During discussions in the Oval Office, Biden provided a mixed assessment of the ongoing hostage talks between Israel and Hamas. Expressing hope for a potential deal by Ramadan, he also acknowledged the possibility that an agreement "may not get there," as reported by CNN.


Responding to queries about a potential ceasefire by Monday, a date previously suggested by Biden, he conceded that achieving such an outcome seemed unlikely at the moment.

"It looks like we're still -- it's not there yet. I think we'll get there, but it's not there yet. And it may not get there now," Biden remarked, offering a realistic view of the challenges involved in brokering an agreement between Israel and Hamas. He maintained optimism, stating, "It's not over til it's over."

President Biden emphasised ongoing efforts to secure a deal for the release of hostages, urging an "immediate ceasefire" between Israel and Hamas in Gaza. He revealed ongoing negotiations aiming for a six-week pause in fighting, coupled with facilitating aid surges to Gaza.

During the meeting with Italian Prime Minister Giorgia Meloni, Biden stressed the importance of adding more trucks and routes to ensure the efficient delivery of aid to the people in Gaza.

"We're going to insist that Israel facilitate more trucks and more routes to get more and more people the help they need, no excuses," Biden asserted.

The recent tragedy in Gaza, where at least 115 people were killed and 760 injured as Israeli forces opened fire on Palestinian civilians waiting for food, has intensified calls for an independent inquiry, according to CNN.
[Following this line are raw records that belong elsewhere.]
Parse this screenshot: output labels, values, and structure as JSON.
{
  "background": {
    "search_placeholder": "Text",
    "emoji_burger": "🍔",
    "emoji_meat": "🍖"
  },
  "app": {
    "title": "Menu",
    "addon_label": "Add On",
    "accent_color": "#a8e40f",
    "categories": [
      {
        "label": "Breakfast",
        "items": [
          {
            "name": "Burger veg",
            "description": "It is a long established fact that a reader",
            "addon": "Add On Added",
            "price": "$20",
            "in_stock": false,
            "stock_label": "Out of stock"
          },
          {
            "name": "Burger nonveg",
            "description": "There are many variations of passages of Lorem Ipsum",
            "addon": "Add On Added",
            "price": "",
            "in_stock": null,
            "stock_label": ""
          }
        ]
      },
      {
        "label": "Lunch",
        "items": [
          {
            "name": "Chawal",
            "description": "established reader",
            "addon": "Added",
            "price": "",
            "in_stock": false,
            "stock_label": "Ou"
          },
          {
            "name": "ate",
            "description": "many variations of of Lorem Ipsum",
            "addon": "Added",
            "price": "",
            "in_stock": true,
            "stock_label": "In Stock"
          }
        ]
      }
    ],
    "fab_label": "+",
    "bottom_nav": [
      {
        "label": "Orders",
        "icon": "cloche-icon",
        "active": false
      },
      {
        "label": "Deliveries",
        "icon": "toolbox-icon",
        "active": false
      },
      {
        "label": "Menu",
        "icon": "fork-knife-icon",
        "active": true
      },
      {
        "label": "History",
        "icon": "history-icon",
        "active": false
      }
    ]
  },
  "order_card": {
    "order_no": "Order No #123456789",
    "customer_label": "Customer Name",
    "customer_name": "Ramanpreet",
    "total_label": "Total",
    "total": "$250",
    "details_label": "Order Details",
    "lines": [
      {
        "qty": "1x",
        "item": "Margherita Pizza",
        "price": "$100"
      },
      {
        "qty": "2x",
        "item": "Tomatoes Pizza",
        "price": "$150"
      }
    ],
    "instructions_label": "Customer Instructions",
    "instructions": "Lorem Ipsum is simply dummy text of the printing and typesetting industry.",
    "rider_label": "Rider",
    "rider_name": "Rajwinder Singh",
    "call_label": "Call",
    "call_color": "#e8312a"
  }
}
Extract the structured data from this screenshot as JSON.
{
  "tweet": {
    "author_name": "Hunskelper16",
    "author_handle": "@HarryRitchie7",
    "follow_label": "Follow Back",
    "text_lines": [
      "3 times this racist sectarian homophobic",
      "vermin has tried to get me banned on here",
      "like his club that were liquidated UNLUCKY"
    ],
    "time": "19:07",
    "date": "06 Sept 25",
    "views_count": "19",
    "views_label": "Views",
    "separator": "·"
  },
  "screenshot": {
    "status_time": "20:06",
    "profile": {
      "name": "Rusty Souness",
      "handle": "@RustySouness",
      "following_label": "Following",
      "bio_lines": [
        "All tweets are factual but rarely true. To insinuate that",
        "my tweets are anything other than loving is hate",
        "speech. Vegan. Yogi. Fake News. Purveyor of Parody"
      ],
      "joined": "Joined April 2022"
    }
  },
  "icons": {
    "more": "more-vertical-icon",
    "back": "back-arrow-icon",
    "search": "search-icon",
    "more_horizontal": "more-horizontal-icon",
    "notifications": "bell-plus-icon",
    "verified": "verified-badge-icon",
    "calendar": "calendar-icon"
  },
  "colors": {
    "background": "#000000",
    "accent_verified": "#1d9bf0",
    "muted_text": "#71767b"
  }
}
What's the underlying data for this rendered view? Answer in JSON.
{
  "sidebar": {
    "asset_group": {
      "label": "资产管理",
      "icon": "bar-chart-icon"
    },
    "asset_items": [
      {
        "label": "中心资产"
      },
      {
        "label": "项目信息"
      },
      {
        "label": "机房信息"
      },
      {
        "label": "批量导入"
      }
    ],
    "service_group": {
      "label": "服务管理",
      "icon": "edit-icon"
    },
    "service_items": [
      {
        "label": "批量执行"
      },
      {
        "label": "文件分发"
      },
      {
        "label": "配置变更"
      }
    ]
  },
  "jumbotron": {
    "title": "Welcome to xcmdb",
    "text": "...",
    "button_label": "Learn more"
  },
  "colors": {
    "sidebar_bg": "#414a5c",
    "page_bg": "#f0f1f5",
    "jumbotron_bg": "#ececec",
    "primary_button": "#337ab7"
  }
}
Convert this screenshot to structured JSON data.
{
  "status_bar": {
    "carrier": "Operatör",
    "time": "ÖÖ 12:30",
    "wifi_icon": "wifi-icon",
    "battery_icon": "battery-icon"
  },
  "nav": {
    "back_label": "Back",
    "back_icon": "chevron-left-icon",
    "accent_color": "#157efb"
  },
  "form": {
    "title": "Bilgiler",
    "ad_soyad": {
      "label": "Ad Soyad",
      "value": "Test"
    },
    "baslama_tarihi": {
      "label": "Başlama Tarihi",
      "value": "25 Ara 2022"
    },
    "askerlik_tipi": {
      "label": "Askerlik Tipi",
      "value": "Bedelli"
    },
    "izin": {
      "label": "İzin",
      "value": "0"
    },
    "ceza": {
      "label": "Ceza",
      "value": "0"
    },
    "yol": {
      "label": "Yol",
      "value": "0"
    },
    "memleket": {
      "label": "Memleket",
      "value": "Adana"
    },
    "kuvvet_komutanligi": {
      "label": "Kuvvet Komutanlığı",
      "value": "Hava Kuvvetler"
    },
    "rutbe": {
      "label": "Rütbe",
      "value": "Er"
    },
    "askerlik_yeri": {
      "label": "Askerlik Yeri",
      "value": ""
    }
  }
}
Ashraf al-Qidra, spokesperson for the Palestinian health ministry, described it as one of the single deadliest incidents since the commencement of Israel's war against Hamas on October 7.

The United Nations has joined the chorus, demanding an independent investigation into the incident. Various nations, including France, have backed this appeal. The White House echoed the call, stating its belief that Israel should investigate the deaths and expressing confidence in Israel's commitment to a thorough inquiry.

"We've asked the government of Israel to investigate, and it's our assessment that they're taking this seriously and they are looking into what occurred, so as to avoid tragedies like this from happening again," said National Security Council spokesperson John Kirby during a news briefing.

Kirby highlighted Israel's history of investigating incidents and their openness about mistakes. However, no specific timeline was provided for the completion of the investigation, CNN reported.